By offering starting salaries of 100,000 rubles ($3,720) per month, Russian universities could begin to compete for physicists and mathematicians trained at the world's top schools. Salaries for historians and anthropologists could be slightly smaller, but economists would expect at least twice this amount.

I'm speaking primarily about Russian specialists who have earned their doctorates both here and abroad. Foreign specialists of the same caliber would demand higher salaries, and those who would accept the lower salary would also be less qualified.

This money would not necessarily have to be spent on luring professors from abroad. If you want to hire a Russian graduate, go for it -- with one exception: Universities should not be permitted to hire their own graduates. This practice is currently widespread, but if we don't put an end to it, we will never be competitive on the world market. We have to begin competing for academic talent here at home before we can compete globally.

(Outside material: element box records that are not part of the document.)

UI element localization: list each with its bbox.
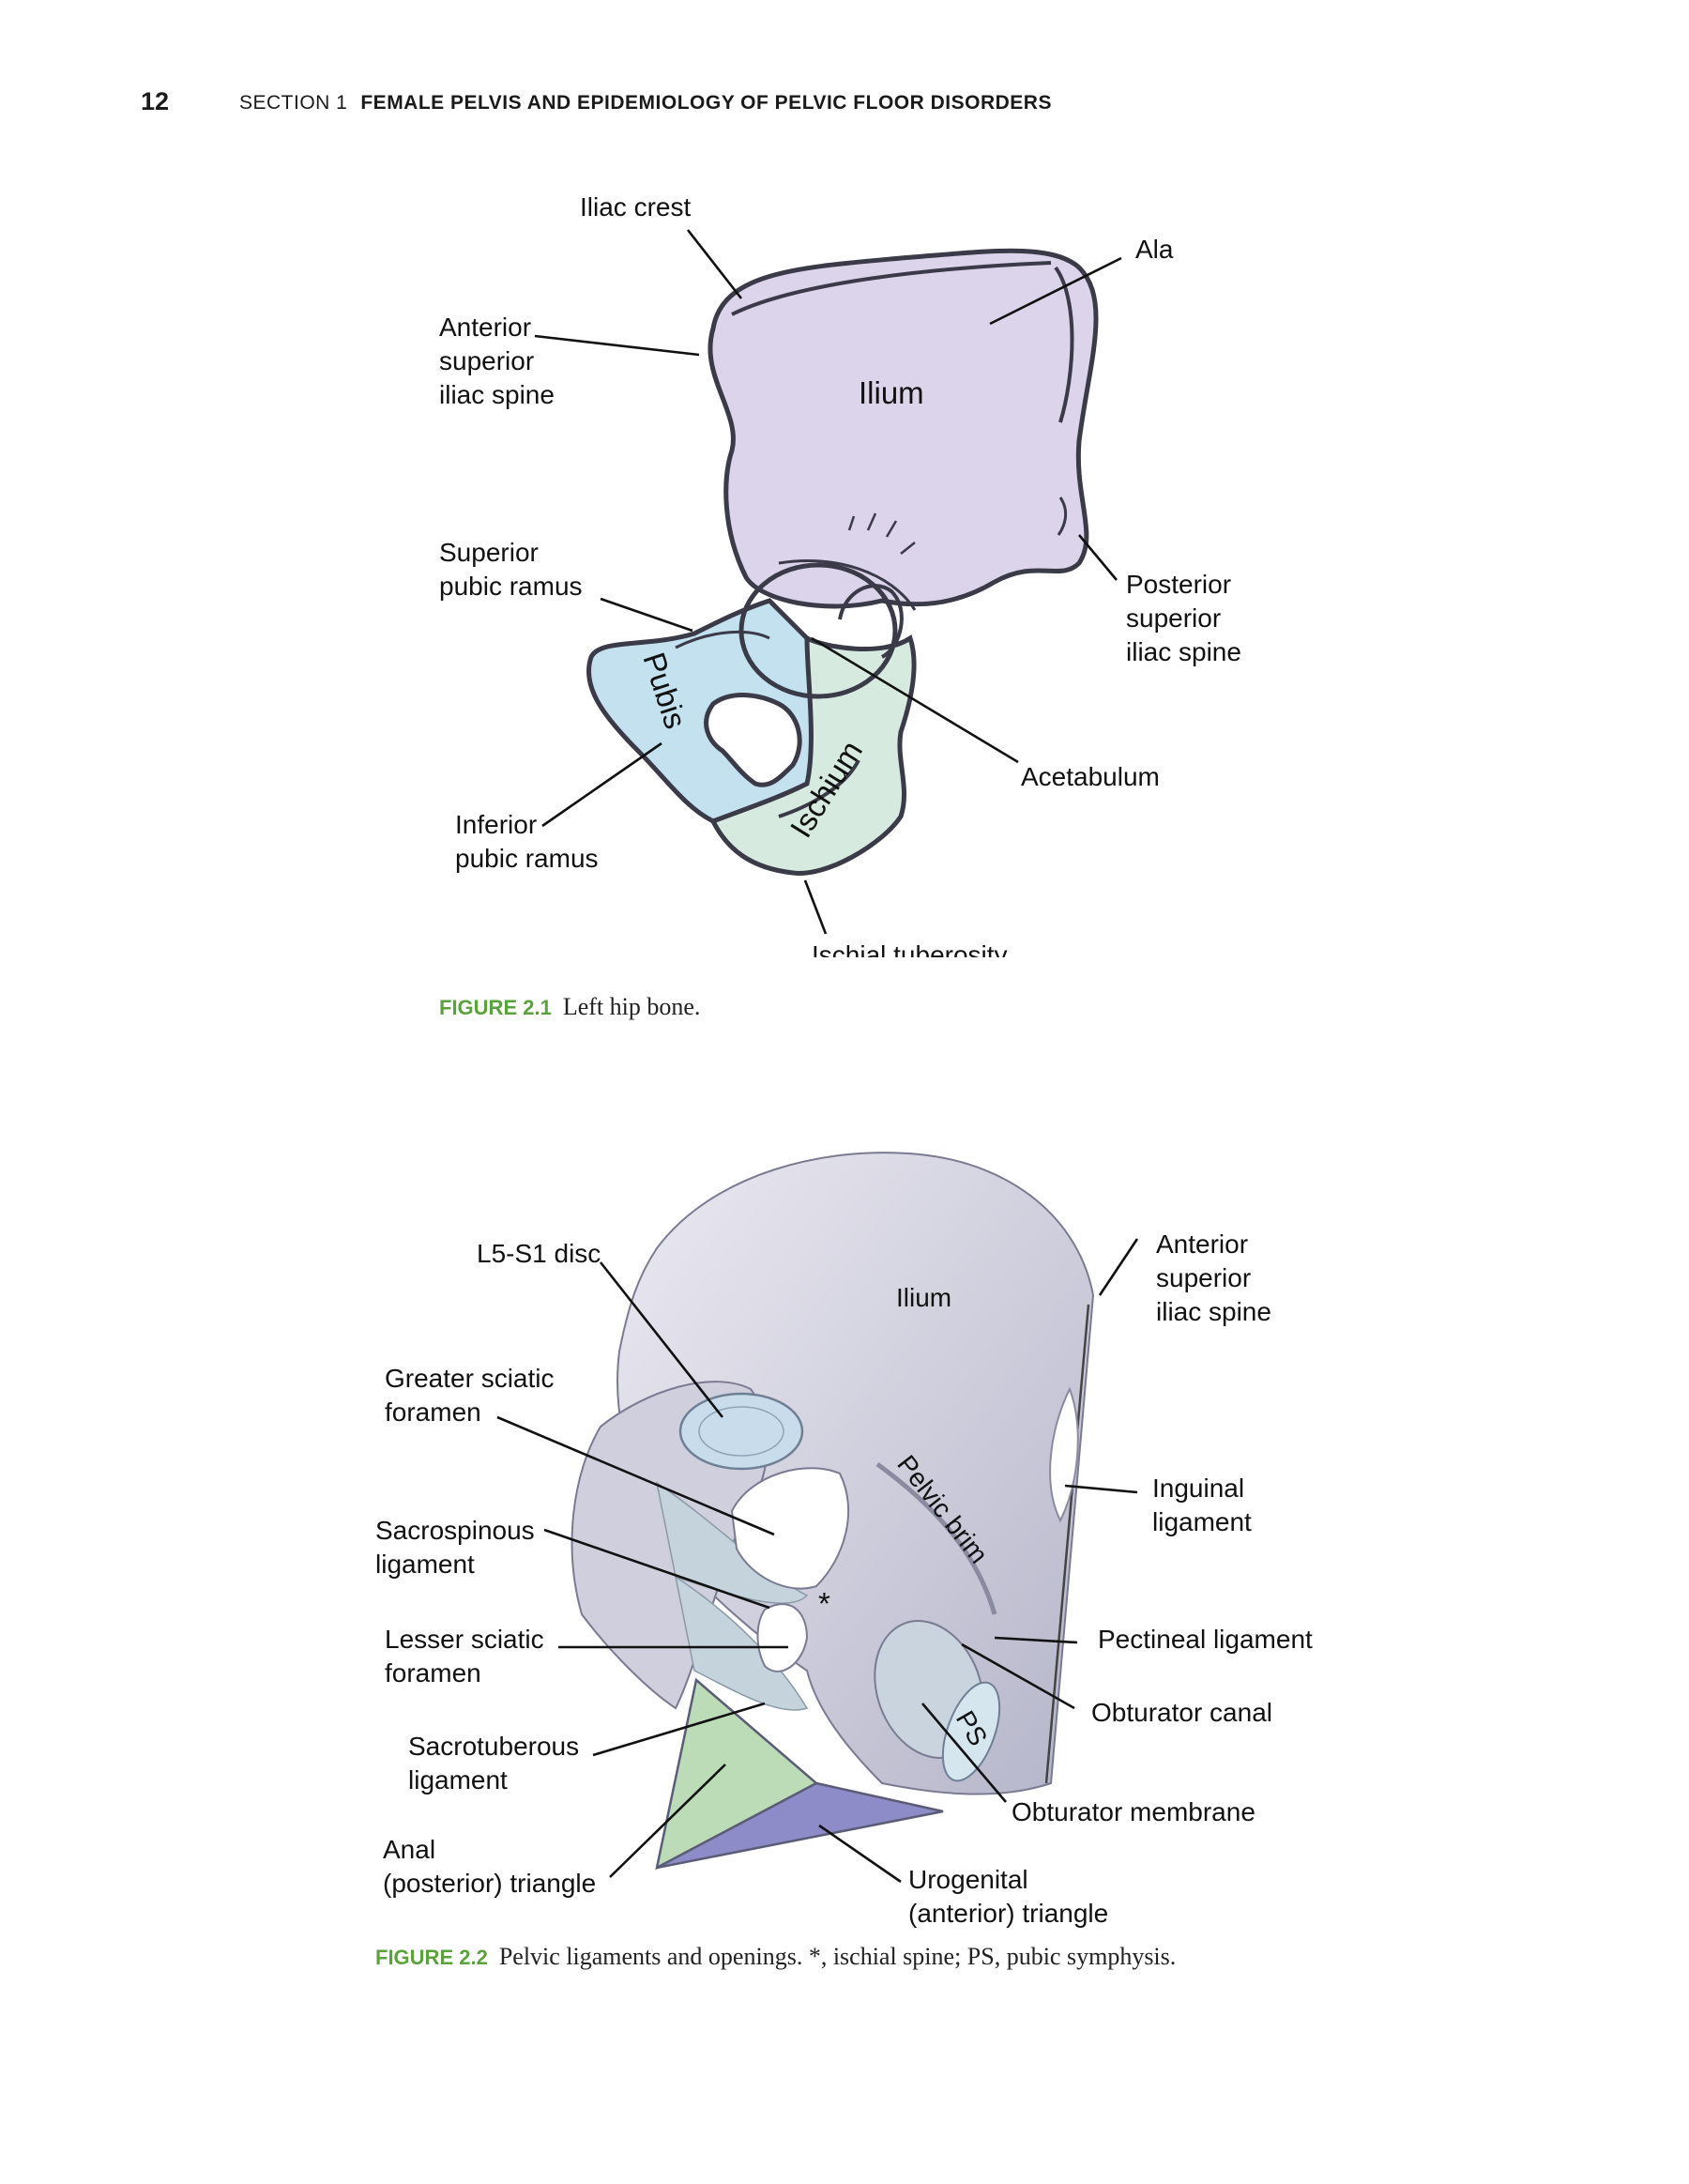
label-stl-2: ligament [408,1765,508,1795]
label-inguinal-1: Inguinal [1152,1474,1244,1503]
l5-s1-disc [678,1392,804,1471]
label-acetabulum: Acetabulum [1021,762,1160,791]
label-ilium-2: Ilium [896,1283,951,1312]
label-psis-3: iliac spine [1126,637,1241,666]
label-pectineal: Pectineal ligament [1098,1625,1313,1654]
label-asis-b: superior [1156,1263,1251,1292]
label-lsf-2: foramen [385,1658,481,1688]
urogenital-triangle [656,1781,944,1870]
label-ilium: Ilium [859,375,924,410]
label-ischial-tuberosity: Ischial tuberosity [812,940,1008,957]
label-asis-a: Anterior [1156,1229,1248,1259]
label-anal-1: Anal [383,1835,435,1864]
sacrotuberous-ligament-shape [674,1575,809,1711]
label-gsf-2: foramen [385,1397,481,1427]
label-psis-1: Posterior [1126,570,1231,599]
label-uro-1: Urogenital [908,1865,1028,1894]
pubic-symphysis [941,1681,1001,1782]
label-ssl-1: Sacrospinous [375,1516,535,1545]
section-title: FEMALE PELVIS AND EPIDEMIOLOGY OF PELVIC… [360,92,1052,114]
figure-2-1-caption: FIGURE 2.1 Left hip bone. [439,993,700,1021]
label-ipr-2: pubic ramus [455,844,599,873]
figure-2-1-left-hip-bone: Iliac crest Ala Anterior superior iliac … [439,192,1241,957]
acetabulum-rim [738,562,898,699]
caption-figure-number: FIGURE 2.1 [439,996,552,1019]
label-obturator-membrane: Obturator membrane [1012,1797,1255,1826]
label-stl-1: Sacrotuberous [408,1732,579,1761]
caption-text: Left hip bone. [562,993,701,1020]
caption-figure-number-2: FIGURE 2.2 [375,1946,488,1969]
label-l5-s1-disc: L5-S1 disc [477,1239,601,1268]
label-inguinal-2: ligament [1152,1507,1252,1536]
label-lsf-1: Lesser sciatic [385,1625,544,1654]
label-iliac-crest: Iliac crest [580,192,691,221]
label-asis-2: superior [439,346,534,375]
label-spr-2: pubic ramus [439,572,583,601]
label-obturator-canal: Obturator canal [1091,1698,1272,1727]
obturator-foramen [704,693,802,787]
label-spr-1: Superior [439,538,539,567]
label-asterisk: * [818,1586,830,1621]
greater-sciatic-foramen [730,1467,850,1590]
lesser-sciatic-foramen [756,1603,809,1672]
label-ssl-2: ligament [375,1550,475,1579]
section-label: SECTION 1 [239,92,348,114]
figure-2-2-caption: FIGURE 2.2 Pelvic ligaments and openings.… [375,1943,1176,1971]
ischium-region [709,634,917,876]
page-number: 12 [141,87,170,115]
label-ipr-1: Inferior [455,810,537,839]
running-header: SECTION 1 FEMALE PELVIS AND EPIDEMIOLOGY … [239,92,1052,115]
label-asis-c: iliac spine [1156,1297,1271,1326]
pelvic-brim [875,1461,997,1615]
caption-text-2: Pelvic ligaments and openings. *, ischia… [498,1943,1177,1970]
label-asis-3: iliac spine [439,380,555,409]
figure-2-2-pelvic-ligaments: L5-S1 disc Ilium Anterior superior iliac… [375,1152,1313,1928]
ilium-region [708,248,1099,609]
label-asis-1: Anterior [439,313,531,342]
label-ala: Ala [1135,235,1174,264]
label-psis-2: superior [1126,603,1221,633]
label-uro-2: (anterior) triangle [908,1899,1108,1928]
label-gsf-1: Greater sciatic [385,1364,555,1393]
label-anal-2: (posterior) triangle [383,1869,596,1898]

The Germans, from whom we borrowed this practice, managed to phase it out without compromising the continuity of distinct scholarly communities, such as the Frankfurt school of social theory. In today's world of air travel, Internet and e-mail, these schools can thrive even when co-authors and students live on different continents.

This plan does not apply to research scientists. Nuclear reactors for physicists, centrifuges for geneticists and field work for anthropologists can't be financed by individual research grants. But we can't fix everything at once. The problem of the Russian sciences, and the Russian Academy of Sciences, is the topic of another column.

Konstantin Sonin is a professor at the New Economic School/CEFIR.